The market needs a lot of offensive and strategic HR, not just professional and professional HR.

Editor’s note: This article is from the micro-channel public number “Chief Organization Officer” (ID: COO-STRATEGY), Author: Sheng Tao room.

The bureaucratic organizational structure and management model have existed for a hundred years. With the rise of individual consciousness, as the Z era enters the workplace, as the black swan events continue and occur frequently, organizations need to find new models facing the VUCA era For management mode and organizational form, please follow the latest column “Future Organization” to jointly explore and discover the direction and method of organizational evolution, and build future-oriented organizational capabilities.

Lack of offensive HR, will not be sensitive to words such as win, battlefield, strategy, tactics, weapons, innovation, etc., and cannot give yourself and the HR team under its jurisdiction a more valuable position. Lack of “offensiveness” is a common reason why HR can’t make it up.

The offensiveness mentioned in this article refers to external offensiveness and competitiveness, rather than internal interpersonal offensiveness or abilities. People who are offensive are not necessarily bluffing.

HR lacks offensiveness and will have two more direct and obvious effects.

The first and most direct influence is the relationship between HR and No. 1 position.

The lack of offensive HR thinks about risk, control, stability, etc. all day long. When encountering major events, it is easy to start with “not losing” instead of starting with “want to win”.

Each position is facing tremendous growth pressure. They generally do not want to defend first, but this does not mean that they ignore defense, but first think about offense, and then consider the balance of offense and defense. Sometimes, offense is the best defense. Some people say that a team with poor defense cannot become a champion; but don’t forget that without a good offense, the team may not even be able to make the group stage.

The HR who lacks offensiveness is often not good at making detours with the number one position. Victory or defeat is standard issue. If every time it fails, HR always plays the role of “I said it at the time”. Such HR will gradually become “pain in the ass” for the first position, that is, the kind of irritating butt pain. Instead of deep heartache.

What I think is “win”; what you think is “not lose”. Under this kind of relationship, the kind of “swift ambition and common vision of the future” simply cannot emerge. Such HRIt is difficult to resonate at the same frequency and conspire strategically with No. 1 position.

The second direct impact is that the lack of offensive HR makes it difficult to identify high-level talents, and it is also difficult to establish talent selection for training high-level talents. Use stay system.

Although HR does not specifically look at people (business executives are the main body looking at people and employing people), the talent selection and retention system they have established will undoubtedly reflect HR’s talent aesthetics. How can HR who don’t understand offensive appreciate and attract offensive talents, as well as those who attack and defend first?

Related to this, the aesthetics of HR’s talents and the aesthetics of talents in the No. 1 position cannot mutually promote each other, but tend to form a mutually offsetting relationship. Over time, HR will gradually be marginalized as an operator.

The above two effects are relatively easy to see and understand.

However, HR lacks offensiveness and has several more profound effects.

The first point is the definition and selection of the battlefield.

In other words, where to play/compete, and what?

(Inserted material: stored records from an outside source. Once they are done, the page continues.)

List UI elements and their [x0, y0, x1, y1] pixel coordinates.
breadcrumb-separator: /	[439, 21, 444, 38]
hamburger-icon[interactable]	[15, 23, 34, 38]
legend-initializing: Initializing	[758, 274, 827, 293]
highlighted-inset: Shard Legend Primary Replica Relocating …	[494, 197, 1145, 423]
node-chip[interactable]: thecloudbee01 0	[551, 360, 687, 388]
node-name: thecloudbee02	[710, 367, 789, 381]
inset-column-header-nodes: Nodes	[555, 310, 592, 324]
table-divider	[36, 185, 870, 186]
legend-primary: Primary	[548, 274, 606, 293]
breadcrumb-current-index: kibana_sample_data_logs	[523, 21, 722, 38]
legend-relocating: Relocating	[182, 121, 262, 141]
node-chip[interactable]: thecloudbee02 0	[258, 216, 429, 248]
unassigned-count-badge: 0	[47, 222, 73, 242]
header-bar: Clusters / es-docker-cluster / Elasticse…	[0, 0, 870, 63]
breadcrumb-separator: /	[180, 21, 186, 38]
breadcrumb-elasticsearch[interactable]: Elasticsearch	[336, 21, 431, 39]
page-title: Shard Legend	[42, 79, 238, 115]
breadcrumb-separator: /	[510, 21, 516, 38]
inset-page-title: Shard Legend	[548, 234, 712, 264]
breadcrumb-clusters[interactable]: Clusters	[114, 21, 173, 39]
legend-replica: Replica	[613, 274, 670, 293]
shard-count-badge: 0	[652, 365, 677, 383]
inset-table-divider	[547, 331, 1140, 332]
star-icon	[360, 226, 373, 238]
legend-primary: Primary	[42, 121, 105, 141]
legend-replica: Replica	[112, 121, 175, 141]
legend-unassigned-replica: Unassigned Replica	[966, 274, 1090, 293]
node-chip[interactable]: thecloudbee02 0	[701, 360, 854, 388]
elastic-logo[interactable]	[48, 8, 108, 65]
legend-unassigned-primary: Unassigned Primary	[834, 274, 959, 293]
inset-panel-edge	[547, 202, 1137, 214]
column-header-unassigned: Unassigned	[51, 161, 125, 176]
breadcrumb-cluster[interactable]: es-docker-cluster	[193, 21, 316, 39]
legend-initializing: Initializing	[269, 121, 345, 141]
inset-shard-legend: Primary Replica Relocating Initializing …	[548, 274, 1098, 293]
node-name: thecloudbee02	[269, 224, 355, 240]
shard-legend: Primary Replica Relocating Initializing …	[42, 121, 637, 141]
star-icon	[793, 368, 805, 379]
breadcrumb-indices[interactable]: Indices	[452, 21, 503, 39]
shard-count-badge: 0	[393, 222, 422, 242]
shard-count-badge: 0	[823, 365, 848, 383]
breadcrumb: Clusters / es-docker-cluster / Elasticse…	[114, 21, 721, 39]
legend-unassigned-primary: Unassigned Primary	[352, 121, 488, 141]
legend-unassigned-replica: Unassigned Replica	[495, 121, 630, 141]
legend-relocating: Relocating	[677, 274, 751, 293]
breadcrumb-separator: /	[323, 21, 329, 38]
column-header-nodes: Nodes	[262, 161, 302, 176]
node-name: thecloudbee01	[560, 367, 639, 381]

The HR who lacks offensiveness can easily confine themselves to the six-module three-pillar one-acre three-point land. Offensive HR can define their battlefield and strategic intentions from a broader perspective, a greater sense of space, and a longer sense of time.

For example, shifting from the HR perspective to the “overall organizational perspective” expands the space on the battlefield. How can my organization beat another organization? The competition has changed from “a group of people versus a group of people” to an asymmetric competition between “a group of people + strategy + values ​​+ process mechanism system” and “another group of people”.

For another example, on the surface, I seem to be competing with you for talent (such as campus recruitment) and professional resources (such as headhunting resources). But in fact, my chosen battlefield and intention is to establish “the ability to develop potential students into competitive high-level personnel”, which is what we usually call “internal hematopoietic ability.” Where you can see, in the short-term time and space, everyone’s actions seem to be similar, but behind the larger time and space, their respective definitions of battlefield and strategic intent are very different. There are superficial, internal, long-term, and short-term. The level of battlefield and strategic intent is easier and richer.